Charing Cross Realty, in the form of Atlantic Crossing LLC of Salem, later bought the Temple Israel property for $1.85 million. The developer is Philip Singleton, a Lynnfield resident and Salem native whose projects on the North Shore include the Tannery in Peabody, the Salem Police Station and the Bowditch and Pickering schools in Salem.
The land had been rezoned for 40 condominiums, said Singleton, who approached selectmen Chairman Sullivan about whether the town would be flexible when it submitted a bid. A plan for 19 homes ran into resistance at Town Meeting, so the number of homes was reduced to 14.
On the company’s second try, Town Meeting in October 2012 approved rezoning the property to make way for the new homes.

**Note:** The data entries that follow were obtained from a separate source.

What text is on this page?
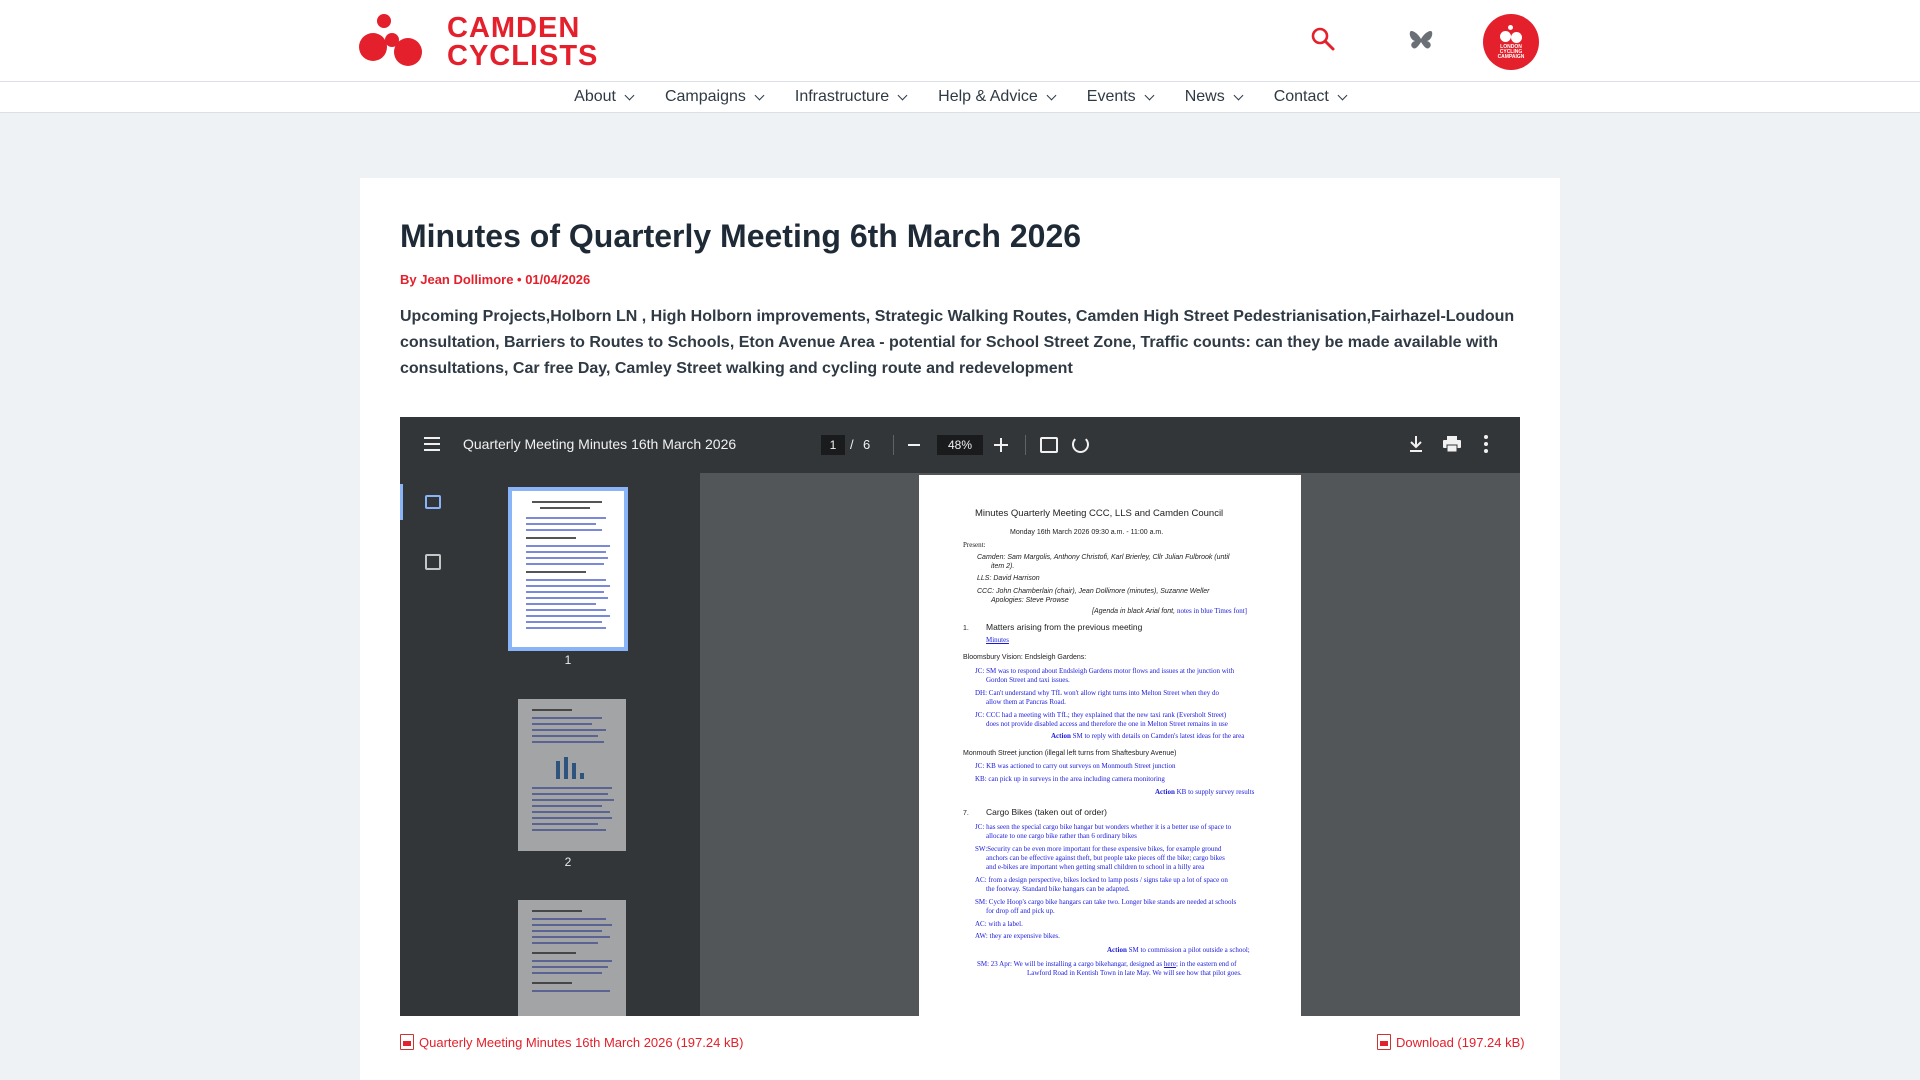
CAMDEN
CYCLISTS	LONDON CYCLING CAMPAIGN
About	Campaigns	Infrastructure	Help & Advice	Events	News	Contact
Minutes of Quarterly Meeting 6th March 2026
By Jean Dollimore • 01/04/2026

Upcoming Projects,Holborn LN , High Holborn improvements, Strategic Walking Routes, Camden High Street Pedestrianisation,Fairhazel-Loudoun consultation, Barriers to Routes to Schools, Eton Avenue Area - potential for School Street Zone, Traffic counts: can they be made available with consultations, Car free Day, Camley Street walking and cycling route and redevelopment

Quarterly Meeting Minutes 16th March 2026	1	/ 6	48%
1
2
Minutes Quarterly Meeting CCC, LLS and Camden Council
Monday 16th March 2026 09:30 a.m. - 11:00 a.m.
Present:
Camden: Sam Margolis, Anthony Christofi, Karl Brierley, Cllr Julian Fulbrook (until
item 2).
LLS: David Harrison
CCC: John Chamberlain (chair), Jean Dollimore (minutes), Suzanne Weller
Apologies: Steve Prowse
[Agenda in black Arial font, notes in blue Times font]
1. Matters arising from the previous meeting
Minutes
Bloomsbury Vision: Endsleigh Gardens:
JC: SM was to respond about Endsleigh Gardens motor flows and issues at the junction with
Gordon Street and taxi issues.
DH: Can't understand why TfL won't allow right turns into Melton Street when they do
allow them at Pancras Road.
JC: CCC had a meeting with TfL; they explained that the new taxi rank (Eversholt Street)
does not provide disabled access and therefore the one in Melton Street remains in use
Action SM to reply with details on Camden's latest ideas for the area
Monmouth Street junction (illegal left turns from Shaftesbury Avenue)
JC: KB was actioned to carry out surveys on Monmouth Street junction
KB: can pick up in surveys in the area including camera monitoring
Action KB to supply survey results
7. Cargo Bikes (taken out of order)
JC: has seen the special cargo bike hangar but wonders whether it is a better use of space to
allocate to one cargo bike rather than 6 ordinary bikes
SW:Security can be even more important for these expensive bikes, for example ground
anchors can be effective against theft, but people take pieces off the bike; cargo bikes
and e-bikes are important when getting small children to school in a hilly area
AC: from a design perspective, bikes locked to lamp posts / signs take up a lot of space on
the footway. Standard bike hangars can be adapted.
SM: Cycle Hoop's cargo bike hangars can take two. Longer bike stands are needed at schools
for drop off and pick up.
AC: with a label.
AW: they are expensive bikes.
Action SM to commission a pilot outside a school;
SM: 23 Apr: We will be installing a cargo bikehangar, designed as here; in the eastern end of
Lawford Road in Kentish Town in late May. We will see how that pilot goes.
Quarterly Meeting Minutes 16th March 2026 (197.24 kB)	Download (197.24 kB)
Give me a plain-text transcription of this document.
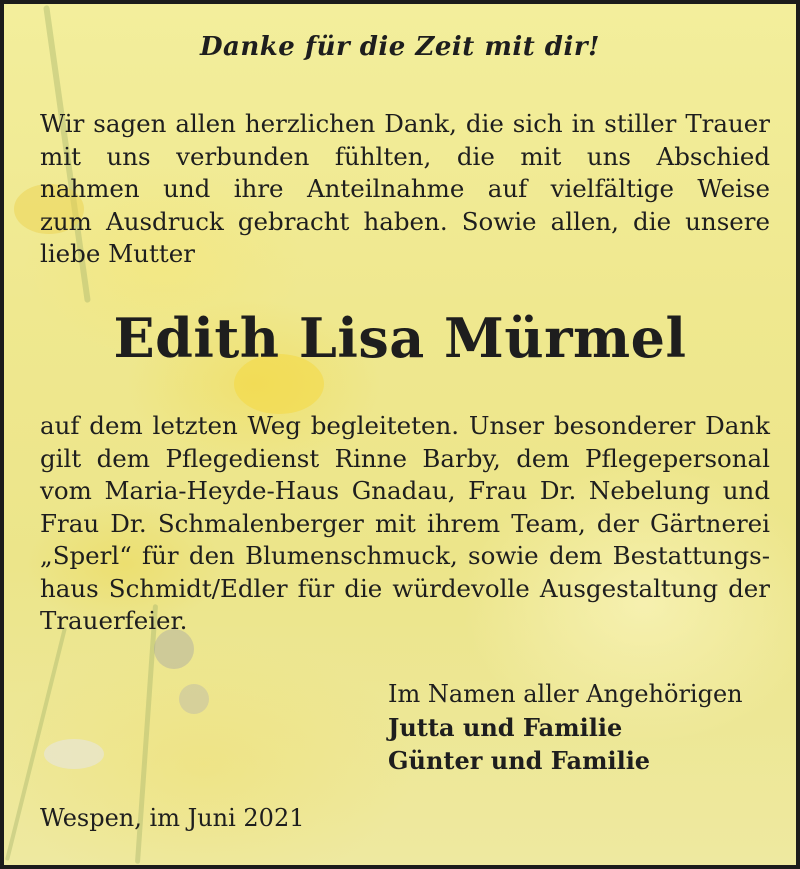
Danke für die Zeit mit dir!
Wir sagen allen herzlichen Dank, die sich in stiller Trauer
mit uns verbunden fühlten, die mit uns Abschied
nahmen und ihre Anteilnahme auf vielfältige Weise
zum Ausdruck gebracht haben. Sowie allen, die unsere
liebe Mutter
Edith Lisa Mürmel
auf dem letzten Weg begleiteten. Unser besonderer Dank
gilt dem Pflegedienst Rinne Barby, dem Pflegepersonal
vom Maria-Heyde-Haus Gnadau, Frau Dr. Nebelung und
Frau Dr. Schmalenberger mit ihrem Team, der Gärtnerei
„Sperl“ für den Blumenschmuck, sowie dem Bestattungs-
haus Schmidt/Edler für die würdevolle Ausgestaltung der
Trauerfeier.
Im Namen aller Angehörigen
Jutta und Familie
Günter und Familie
Wespen, im Juni 2021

”The second time, it was unanimous in favor,” he said. “The first time, we lost by a majority vote, but we had more units at that point.”
”I’m thrilled,” Sullivan said. “We think it’s right for the neighborhood, and it’s low impact in terms of density, and it’s going to fit in with the homes around... It fills a need that is not being met in town with other kinds of housing, so I think it’s terrific.”
”Once it’s done and landscaped, it will feel very much like the neighboring streets,” said Julie Sagan, a real estate agent with Sagan Realtors. “I think once they see some of the houses go up, that they will probably want to jump at the opportunity. It’s going to be a neighborhood; it will feel like a very nice neighborhood village feel. It’s a mix of empty-nesters and families with children that have shown interest.”
For those who would like a souvenir of the old temple building, there are bricks available at the Sagan Realtors office, 300 Salem St., Swampscott. The builder also plans to crush the bricks and put them under the road, “so there will always be a piece of the temple here,” Sagan said.